A method as defined in claim 10, wherein the molybdenum alloy comprises not greater than 20% by weight of Fe, not greater than 7% by weight of Al, not greater than 7% by weight of Ni, not greater than 10% by weight of Cr, not greater than 7% by weight of Co and not greater than 3% by weight of C.
A method as defined in claim 1, wherein the composition of the spray coating layer formed is represented by a relationship:

$X = 60 ∼ 90$

$Y = 0.10 x X = 0.45 x X$

$X+Y ≦ 100$

$(X+Y+Z = 100)$

wherein X (%) represents the content of Cr₂O₃, Y (wt%) represents Mo content, Z (wt%) represents the total content of other ingredients.
A method as defined in claim 12, wherein the total content Z of other ingredients than Cr₂O₃ and Mo is not greater than 34% by weight.
A method as defined in claim 12, wherein the other ingredients than Cr₂O₃ and Mo is one of the followings ① - ④ :
① a slight amount of impurity contained in the starting Cr₂O₃,

② a slight amount of impurity contained in the starting Mo,

③ an alloying element in a case of using a Mo alloy as the starting material and a slight amount of impurity,

④ ingredients separately admix in addition to Mo or Mo alloy and Cr₂O₃ in the production step of the spray coating material.
A method as defined in claim 14, wherein the additives ④ comprise the following (a) or (b) :
(a) an ingredient reactive neither with Cr₂O₃ nor with Mo during melting, not deteriorating the mechanical property such as abrasion resistance of the spray coating layer and having an effect of improving the ratio of material deposited as the coating layer among the spray coating material used (deposition efficiency), etc.

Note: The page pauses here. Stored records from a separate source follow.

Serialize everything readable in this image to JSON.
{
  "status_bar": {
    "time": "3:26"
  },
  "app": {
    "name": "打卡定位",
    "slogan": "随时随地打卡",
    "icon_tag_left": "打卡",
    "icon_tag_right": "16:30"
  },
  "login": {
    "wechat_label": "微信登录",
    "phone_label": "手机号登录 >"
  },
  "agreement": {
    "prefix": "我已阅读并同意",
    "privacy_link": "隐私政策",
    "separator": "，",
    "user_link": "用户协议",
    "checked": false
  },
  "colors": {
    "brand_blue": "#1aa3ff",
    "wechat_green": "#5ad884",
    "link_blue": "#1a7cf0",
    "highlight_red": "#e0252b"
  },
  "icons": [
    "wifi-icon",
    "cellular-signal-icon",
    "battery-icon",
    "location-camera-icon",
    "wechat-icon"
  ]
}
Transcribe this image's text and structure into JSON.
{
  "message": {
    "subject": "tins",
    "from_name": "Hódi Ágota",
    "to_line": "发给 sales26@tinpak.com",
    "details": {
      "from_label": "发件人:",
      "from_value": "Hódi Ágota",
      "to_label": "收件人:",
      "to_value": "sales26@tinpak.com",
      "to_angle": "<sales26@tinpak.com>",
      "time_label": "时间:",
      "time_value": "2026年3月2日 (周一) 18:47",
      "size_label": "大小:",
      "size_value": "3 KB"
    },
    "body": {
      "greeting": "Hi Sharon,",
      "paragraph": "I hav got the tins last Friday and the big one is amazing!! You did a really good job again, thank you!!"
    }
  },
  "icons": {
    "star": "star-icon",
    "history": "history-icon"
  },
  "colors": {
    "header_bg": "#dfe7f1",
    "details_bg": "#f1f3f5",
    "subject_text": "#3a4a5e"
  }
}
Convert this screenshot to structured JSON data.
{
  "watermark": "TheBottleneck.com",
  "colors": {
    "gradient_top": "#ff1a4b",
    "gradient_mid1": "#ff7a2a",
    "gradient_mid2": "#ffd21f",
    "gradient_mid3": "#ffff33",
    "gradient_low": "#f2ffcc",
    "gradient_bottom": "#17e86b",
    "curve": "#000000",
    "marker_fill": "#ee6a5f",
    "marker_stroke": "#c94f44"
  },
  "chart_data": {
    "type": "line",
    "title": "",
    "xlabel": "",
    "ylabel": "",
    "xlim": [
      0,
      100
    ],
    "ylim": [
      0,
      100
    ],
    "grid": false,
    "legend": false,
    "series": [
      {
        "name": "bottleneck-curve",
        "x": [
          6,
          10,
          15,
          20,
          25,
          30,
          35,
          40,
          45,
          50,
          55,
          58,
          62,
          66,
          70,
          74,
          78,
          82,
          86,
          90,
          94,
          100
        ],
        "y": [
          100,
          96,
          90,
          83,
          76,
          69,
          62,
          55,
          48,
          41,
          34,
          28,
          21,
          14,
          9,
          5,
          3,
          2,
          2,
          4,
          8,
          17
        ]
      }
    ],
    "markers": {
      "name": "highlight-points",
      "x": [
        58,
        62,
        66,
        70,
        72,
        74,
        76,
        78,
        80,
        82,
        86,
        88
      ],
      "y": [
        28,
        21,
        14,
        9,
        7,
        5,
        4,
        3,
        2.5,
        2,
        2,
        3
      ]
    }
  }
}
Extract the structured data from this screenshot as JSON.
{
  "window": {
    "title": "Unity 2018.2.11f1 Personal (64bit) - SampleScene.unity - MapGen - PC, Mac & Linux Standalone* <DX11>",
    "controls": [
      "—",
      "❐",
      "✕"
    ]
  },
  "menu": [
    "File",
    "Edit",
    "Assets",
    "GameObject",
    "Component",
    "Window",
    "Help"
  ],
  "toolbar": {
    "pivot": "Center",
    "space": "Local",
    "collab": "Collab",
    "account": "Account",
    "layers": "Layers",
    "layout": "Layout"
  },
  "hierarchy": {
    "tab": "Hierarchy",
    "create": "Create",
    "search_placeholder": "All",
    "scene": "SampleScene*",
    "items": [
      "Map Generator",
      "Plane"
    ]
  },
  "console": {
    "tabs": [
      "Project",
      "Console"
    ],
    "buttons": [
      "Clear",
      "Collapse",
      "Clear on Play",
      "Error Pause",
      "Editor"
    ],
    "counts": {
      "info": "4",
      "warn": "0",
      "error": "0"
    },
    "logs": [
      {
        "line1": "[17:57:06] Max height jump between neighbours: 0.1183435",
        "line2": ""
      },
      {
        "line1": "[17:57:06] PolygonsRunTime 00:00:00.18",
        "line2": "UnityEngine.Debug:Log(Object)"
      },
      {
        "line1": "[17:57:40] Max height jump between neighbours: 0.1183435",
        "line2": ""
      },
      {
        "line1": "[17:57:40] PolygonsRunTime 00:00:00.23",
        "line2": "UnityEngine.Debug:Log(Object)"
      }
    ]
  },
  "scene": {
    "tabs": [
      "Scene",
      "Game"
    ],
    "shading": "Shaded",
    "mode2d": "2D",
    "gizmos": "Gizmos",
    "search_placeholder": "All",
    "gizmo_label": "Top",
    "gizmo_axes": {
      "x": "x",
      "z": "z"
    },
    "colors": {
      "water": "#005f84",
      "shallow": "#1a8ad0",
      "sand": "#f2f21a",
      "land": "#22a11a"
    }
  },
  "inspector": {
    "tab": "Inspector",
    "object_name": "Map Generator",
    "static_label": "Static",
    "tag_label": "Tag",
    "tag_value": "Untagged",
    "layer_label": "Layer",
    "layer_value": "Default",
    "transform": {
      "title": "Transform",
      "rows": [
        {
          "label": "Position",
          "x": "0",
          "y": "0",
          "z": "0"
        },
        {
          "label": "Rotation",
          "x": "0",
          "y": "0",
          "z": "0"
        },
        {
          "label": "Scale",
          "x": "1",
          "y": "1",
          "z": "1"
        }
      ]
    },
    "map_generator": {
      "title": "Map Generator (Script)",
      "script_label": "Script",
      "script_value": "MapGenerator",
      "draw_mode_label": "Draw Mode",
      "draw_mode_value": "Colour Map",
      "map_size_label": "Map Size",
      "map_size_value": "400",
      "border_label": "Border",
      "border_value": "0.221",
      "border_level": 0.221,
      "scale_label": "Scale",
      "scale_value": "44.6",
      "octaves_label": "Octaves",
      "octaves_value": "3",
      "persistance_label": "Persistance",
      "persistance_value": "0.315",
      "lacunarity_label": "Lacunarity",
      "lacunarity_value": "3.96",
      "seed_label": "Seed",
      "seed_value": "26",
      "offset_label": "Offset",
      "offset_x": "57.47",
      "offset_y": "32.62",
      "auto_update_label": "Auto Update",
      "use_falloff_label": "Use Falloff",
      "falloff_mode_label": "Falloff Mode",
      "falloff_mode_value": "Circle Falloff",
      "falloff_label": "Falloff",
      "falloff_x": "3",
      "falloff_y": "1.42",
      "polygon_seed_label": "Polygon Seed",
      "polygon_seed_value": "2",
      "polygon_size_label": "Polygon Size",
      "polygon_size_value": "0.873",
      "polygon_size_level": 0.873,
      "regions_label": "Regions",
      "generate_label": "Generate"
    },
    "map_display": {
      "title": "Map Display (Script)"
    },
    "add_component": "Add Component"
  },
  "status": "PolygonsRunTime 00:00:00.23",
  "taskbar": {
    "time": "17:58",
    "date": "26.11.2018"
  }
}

(b) an ingredient reactive with Cr₂O₃ and/or Mo during melting but not deteriorating the mechanical property of the abrasion resistance of the spray coating layer with the reaction product and having an effect of improving the deposition efficiency, etc.
A method as defined in claim 15, wherein the additive (a) is Al₂O₃, SiO₂ or Fe₂O₃.
A method as defined in claim 15, where the additives (b) is TiO₂, Y₂O₃ or an R₂O₃ type oxide (where R represents a rare earth element) of rare earth elements.